L’obbiettivo era infatti quello di usare anche i muri e la terra per realizzare l’opera fondamentale del regime che consisteva nella fascistizzazione del paese e nella trasformazione degli italiani in fascisti: “fare” non per il “bene comune” ma per estendere il controllo sociale del regime in ogni angolo del paese, per plasmare la coscienza collettiva attorno ai miti del fascismo e alla sua religione civile. Era dunque un fare “politico”, inestricabilmente legato a quelle azioni che vengono da tutti criticate – perseguitare i nemici del regime, colpire le razze ritenute inferiori, sottoporre al controllo poliziesco la popolazione -, perché rispondeva alla stessa finalità di trasformare l’Italia in una “comunità di destino”, stretta attorno al suo Duce e integrata pienamente nello stato totale. Vie, palazzi, piazze, stazioni sono dunque “propaganda”, secondo modalità comunicative che ritroviamo della Germania nazista, nell’ Urss di Stalin, nella Cina di Mao. Anche le bonifiche sono propaganda e violenza politica al tempo stesso: sono infatti iscritte all’interno delle politiche nataliste, e di colonizzazione interna coatta dei contadini poveri per aumentare la produzione agricola nel quadro della politica autarchica del regime; rispondono cioè all’intento di fare delle campagne il laboratorio per la costruzione dell’ “uomo nuovo”, rurale e prolifico voluto dal regime e naturale “baionetta” nelle mani dello stato per le sue politiche imperiali.

 

Durare nei secoli

Ecco perché quelle opere non sono “buone”, non sono ascrivibili a presunti “meriti” di un regime si autoritario ma capace di fare imponenti realizzazioni pubbliche.

Certo, nel caso dei manufatti si tratta anche di opere spesso pregevoli perché alla loro realizzazione fu chiamata una nuova generazione di giovani architetti molto brillanto e impregnati delle idee delle correnti artistiche del loro tempo, ma esplicitamente consapevoli di essere chiamati a realizzare un’opera politica che andava oltre i singoli prodotti: erano i primi a credere nel fascismo e nella sua volontà di durare nei secoli.

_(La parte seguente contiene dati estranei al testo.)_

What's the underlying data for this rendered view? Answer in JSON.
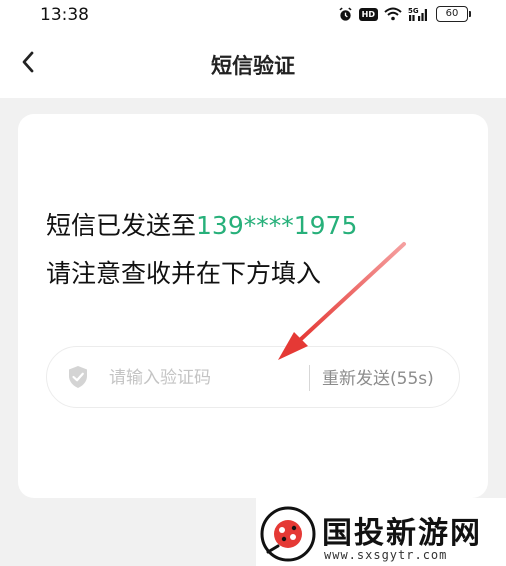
{
  "status_bar": {
    "time": "13:38",
    "hd_label": "HD",
    "signal_label": "5G",
    "battery": "60"
  },
  "header": {
    "title": "短信验证",
    "back_icon": "chevron-left-icon"
  },
  "message": {
    "line1_prefix": "短信已发送至",
    "phone": "139****1975",
    "line2": "请注意查收并在下方填入"
  },
  "code_field": {
    "placeholder": "请输入验证码",
    "value": "",
    "icon": "shield-check-icon",
    "resend_label": "重新发送(55s)"
  },
  "colors": {
    "accent_green": "#27b07a",
    "arrow_red": "#e53935"
  },
  "watermark": {
    "name": "国投新游网",
    "url": "www.sxsgytr.com"
  }
}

Quindi nessuna mitologia dell’“arte per l’arte”, quanto piuttosto la consapevolezza che queste opere, poiché restano, fuori dal contesto ideologico che le ha generate, possono essere riusate ad altri fini, né devono essere oggetto di furia iconoclasta, esattamente come in Asia, in Africa o in America latina si usano le opere realizzate dai governi coloniali, comprese quelle strade o quelle ferrovie che costituirono, oltre alle armi, il principale strumento per rafforzare il dominio delle potenze imperialiste sui popoli colonizzati; o come in Russia non sono state abbattute le realizzazioni del comunismo.

 

Un criterio inapplicabile

Il criterio del buono e del cattivo non può essere applicato a un regime totalitario perché ogni suo atto è caratterizzato dalla volontà di coartare la coscienza degli individui, trasformando i cittadini in sudditi attraverso un’opera di politicizzazione di massa nella quale non è escluso nessun aspetto della vita civile. In questo quadro anche le cose in se positive, come costruire una piazza o mandare l’uomo sulla luna, non possono essere valutate con quel metro di giudizio e utilizzate per ridimensionare o edulcorare la condanna storica e morale sul fascismo o il comunismo.

Anche perché tante piazze venivano costruite negli stessi anni anche negli stati democratici e gli uomini vennero mandati sulla luna senza bisogno di uccidere gli avversari politici o costruire campi di concentramento. Il totalitarismo non ha due volti: ne ha uno solo ed è l’antitesi della democrazia, le cui vittime non sono solo coloro che sono stati consapevolmente perseguitati, ma tutti perché costituivano il corpo sui cui efferati regimi conducevano il loro progetto di ingegneria politica.